One of the disadvantages of teaching children to be independent is the need to appeal, disagree, or give an opinion respectfully. Of course, I don’t see this as a real disadvantage, merely a necessary long-term lesson as a result of my emphasis. Some would consider it a disadvantage, perhaps. They eliminate the need for this lesson by rarely allowing any dissent or questioning.
When I ask my child to obey, I’m open to considering an appeal. “Can I finish making this space shuttle?” As long as it’s truly an appeal and not a delay tactic, I have no problem in many cases allowing a request like this. What normally comes out is “I’m going to finish making this space shuttle.” My response is usually, “No, you must ask mommy about finishing. You don’t tell mommy. May I finish making the space shuttle?” Sometimes I will say, “No. Obey first and then finish.” I will do this if I think he’s getting into a pattern of not obeying quickly, or if I simply want him to obey right away. Often, I will allow him to finish what he was doing, because I know that I don’t transition well when I’m concentrating on something important. Recently Bethel started appealing. When I ask her to stop kicking Laurel’s car seat, she replies “A little bit?” She’s asked “A little bit?” several times in the last week or two.
Disagreeing respectfully is another challenge. Right now, David is in a developmental stage where he’s making wild assertions. He saw a contrail and said “That’s a rocket.” When his daddy told him that he was mistaken, his response was “No. That’s a rocket. I know it is a rocket.” This dogmatism is common. Our response at this point has simply been to respond “I am not going to argue with you.” At this point that’s mostly what we’re doing. I will often mention that it takes humility to say “I was wrong” or “I don’t know.” When David says it, or we see someone else say it, I make a big deal about that. I know that David needs to hear Lee and I be honest about our limitations and mistakes. I haven’t yet figured out how I want him to disagree respectfully, so we haven’t made a big deal out of this yet. Maybe when he can understand the difference between dogmatism and deference we’ll start teaching this.
Allowing an opinion also means I must teach them how to give it. A child might say “I don’t like peas” when being served. He might object to the pair of shoes on sale because he doesn’t like the color. He might insist on doing something “himself” or “I do it.” I’m constantly helping both David and Bethel (3 and 2) reword opinions or requests. “A better way to say that is ‘I don’t care for peas'” When shopping for my children, I’ll often let them choose or pick something I know they’ll like (instead of what pleases me). I also encourage the “I do it myself,” except I make sure they’re polite about it “May I do it myself” or “I’d like to do it myself, please”
One of the harder things about teaching independence is the realization that I often make choices for them without considering their tastes or desires. I’m not talking about catering to every whim. David has a definite style for clothing.
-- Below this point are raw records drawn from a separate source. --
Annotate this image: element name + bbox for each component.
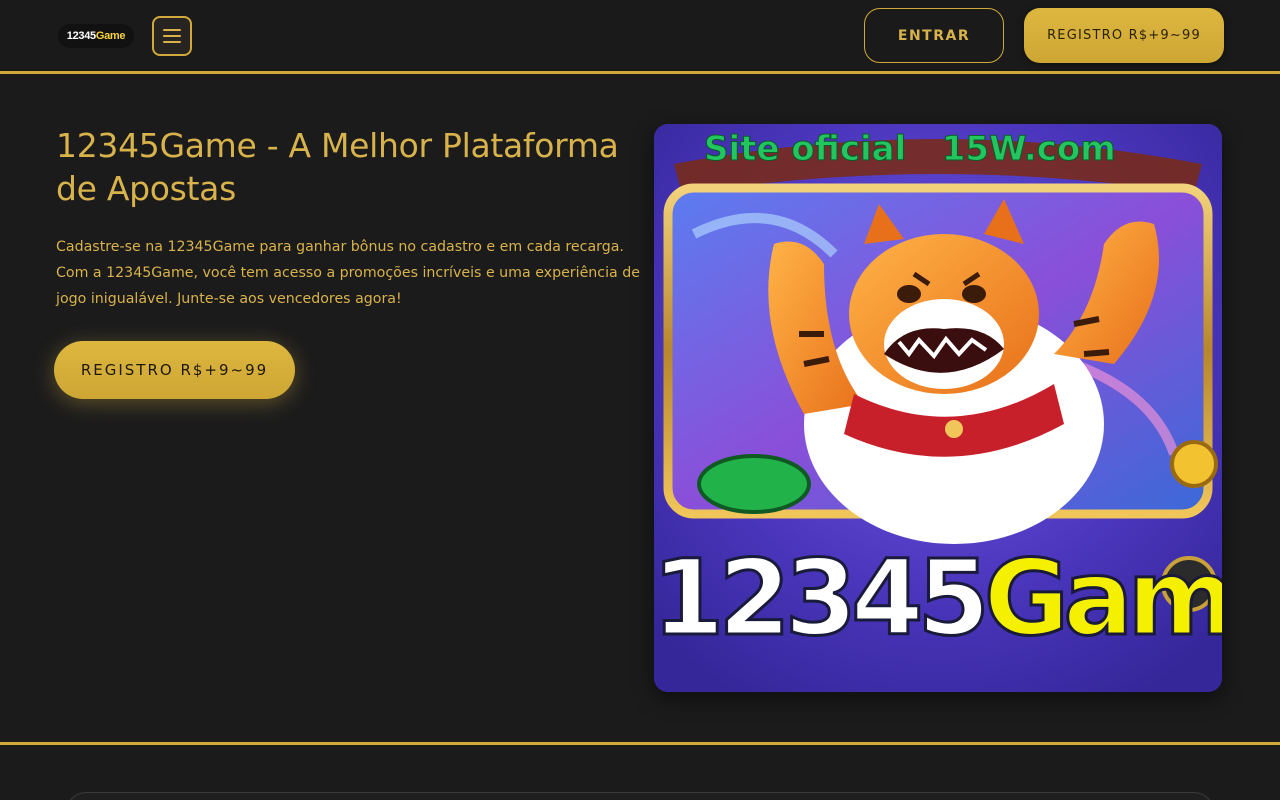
promo-brand-text: 12345Game: [654, 537, 1222, 659]
logo-text-yellow: Game: [95, 30, 126, 42]
register-button-hero[interactable]: REGISTRO R$+9~99: [54, 341, 295, 399]
site-header: 12345 Game ENTRAR REGISTRO R$+9~99: [0, 0, 1280, 74]
hamburger-menu-icon: [163, 29, 181, 31]
site-logo[interactable]: 12345 Game: [58, 24, 134, 48]
logo-text-white: 12345: [66, 30, 96, 42]
promo-brand-white: 12345: [654, 537, 984, 659]
promo-banner-image[interactable]: Site oficial 15W.com 12345Game: [654, 124, 1222, 692]
page-title: 12345Game - A Melhor Plataforma de Apost…: [56, 126, 619, 208]
login-button[interactable]: ENTRAR: [864, 8, 1004, 63]
bottom-content-panel: [66, 792, 1214, 800]
section-divider: [0, 742, 1280, 745]
coin-icon: [1170, 440, 1218, 488]
hero-description: Cadastre-se na 12345Game para ganhar bôn…: [56, 239, 640, 307]
promo-brand-yellow: Game: [984, 537, 1222, 659]
register-button-header[interactable]: REGISTRO R$+9~99: [1024, 8, 1224, 63]
hamburger-menu-button[interactable]: [152, 16, 192, 56]
promo-top-text: Site oficial 15W.com: [704, 129, 1116, 169]
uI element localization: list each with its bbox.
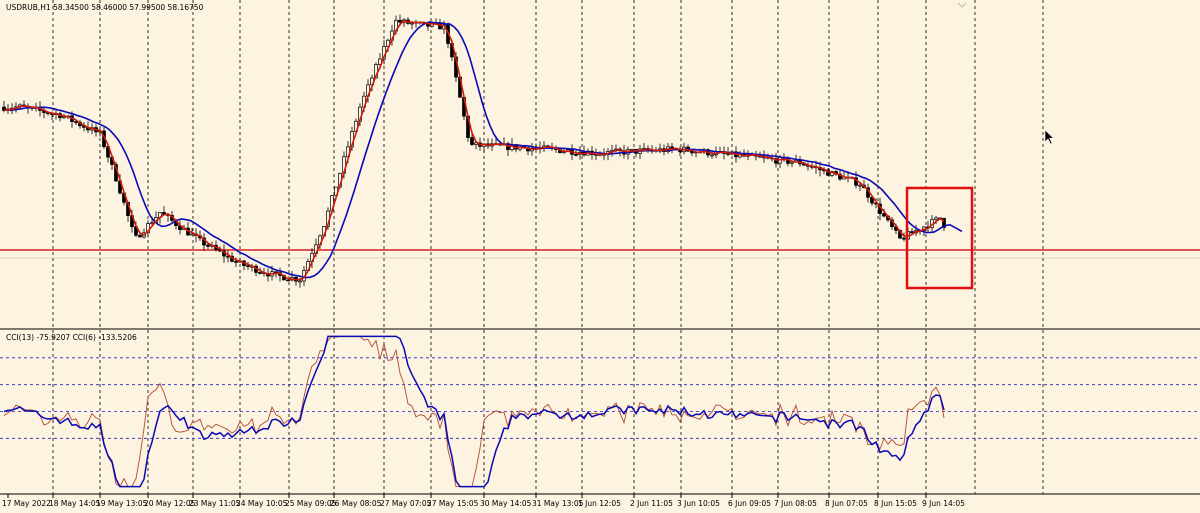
background bbox=[0, 0, 1200, 513]
candle-body bbox=[234, 261, 238, 263]
candle-body bbox=[274, 271, 278, 274]
candle-body bbox=[286, 279, 290, 282]
time-axis-label: 24 May 10:05 bbox=[236, 499, 288, 508]
candle-body bbox=[206, 244, 210, 247]
candle-body bbox=[258, 272, 262, 274]
time-axis-label: 6 Jun 09:05 bbox=[728, 499, 771, 508]
candle-body bbox=[882, 213, 886, 217]
candle-body bbox=[858, 184, 862, 187]
time-axis-label: 8 Jun 07:05 bbox=[825, 499, 868, 508]
time-axis-label: 27 May 07:05 bbox=[380, 499, 432, 508]
candle-body bbox=[298, 280, 302, 283]
cci-title: CCI(13) -75.9207 CCI(6) -133.5206 bbox=[6, 333, 137, 342]
time-axis-label: 20 May 12:05 bbox=[144, 499, 196, 508]
candle-body bbox=[902, 237, 906, 240]
candle-body bbox=[910, 231, 914, 234]
time-axis-label: 27 May 15:05 bbox=[427, 499, 479, 508]
chart-svg: USDRUB,H1 58.34500 58.46000 57.99500 58.… bbox=[0, 0, 1200, 513]
time-axis-label: 31 May 13:05 bbox=[532, 499, 584, 508]
candle-body bbox=[934, 217, 938, 221]
candle-body bbox=[190, 233, 194, 236]
time-axis-label: 18 May 14:05 bbox=[49, 499, 101, 508]
candle-body bbox=[246, 265, 250, 267]
candle-body bbox=[398, 19, 402, 23]
time-axis-label: 3 Jun 10:05 bbox=[677, 499, 720, 508]
time-axis-label: 23 May 11:05 bbox=[189, 499, 241, 508]
time-axis-label: 8 Jun 15:05 bbox=[874, 499, 917, 508]
candle-body bbox=[790, 161, 794, 164]
candle-body bbox=[470, 137, 474, 145]
candle-body bbox=[150, 222, 154, 224]
time-axis-label: 9 Jun 14:05 bbox=[922, 499, 965, 508]
chart-window: USDRUB,H1 58.34500 58.46000 57.99500 58.… bbox=[0, 0, 1200, 513]
candle-body bbox=[410, 22, 414, 25]
candle-body bbox=[138, 234, 142, 238]
candle-body bbox=[594, 154, 598, 156]
time-axis-label: 25 May 09:05 bbox=[285, 499, 337, 508]
time-axis-label: 17 May 2022 bbox=[2, 499, 51, 508]
time-axis-label: 7 Jun 08:05 bbox=[774, 499, 817, 508]
time-axis-label: 26 May 08:05 bbox=[330, 499, 382, 508]
time-axis-label: 2 Jun 11:05 bbox=[630, 499, 673, 508]
time-axis-label: 19 May 13:05 bbox=[96, 499, 148, 508]
price-chart-title: USDRUB,H1 58.34500 58.46000 57.99500 58.… bbox=[6, 3, 204, 12]
time-axis-label: 30 May 14:05 bbox=[480, 499, 532, 508]
candle-body bbox=[574, 154, 578, 156]
candle-body bbox=[710, 154, 714, 157]
time-axis-label: 1 Jun 12:05 bbox=[578, 499, 621, 508]
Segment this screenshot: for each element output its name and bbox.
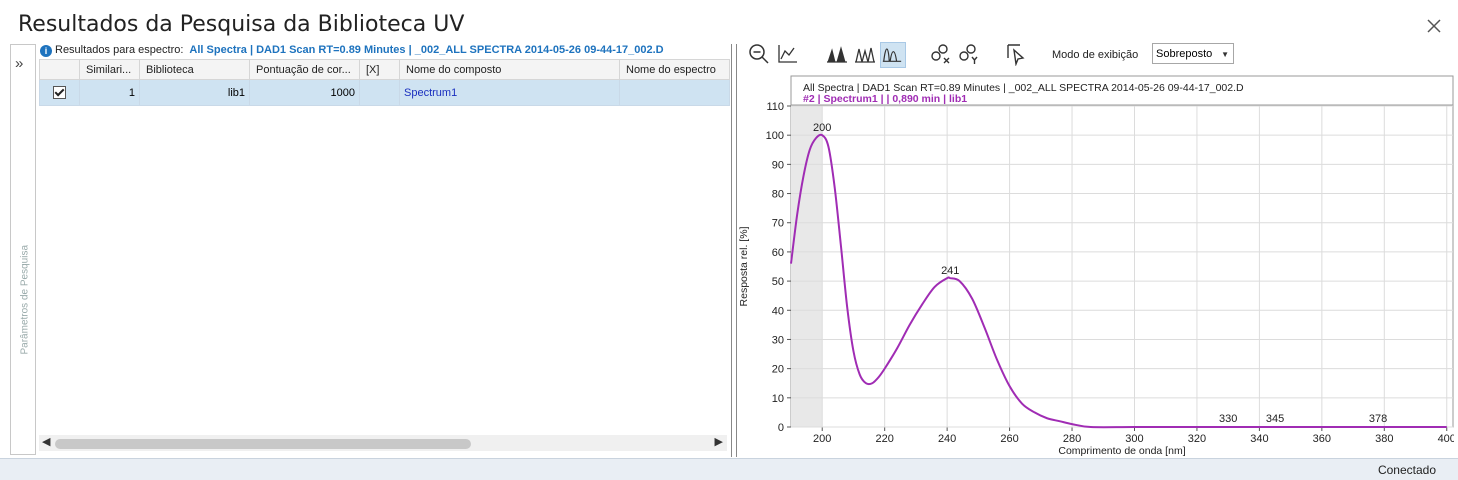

We’ve been blessed with good friends who have literally given him an entire wardrobe for sizes 4-7. Some of the beautiful shirts he has have gone unworn because he has a few favorites. Right now, Bethel chooses all the pink books from the library. David chooses books I wouldn’t have considered. But I do want to recognize that they are individual people, and allow them practice making wise choices. If they never have an opportunity to even make choices, how can I expect them to make wise choices?
I guess I should go take a nap while all three are sleeping. I’ll get to the laundry and house later.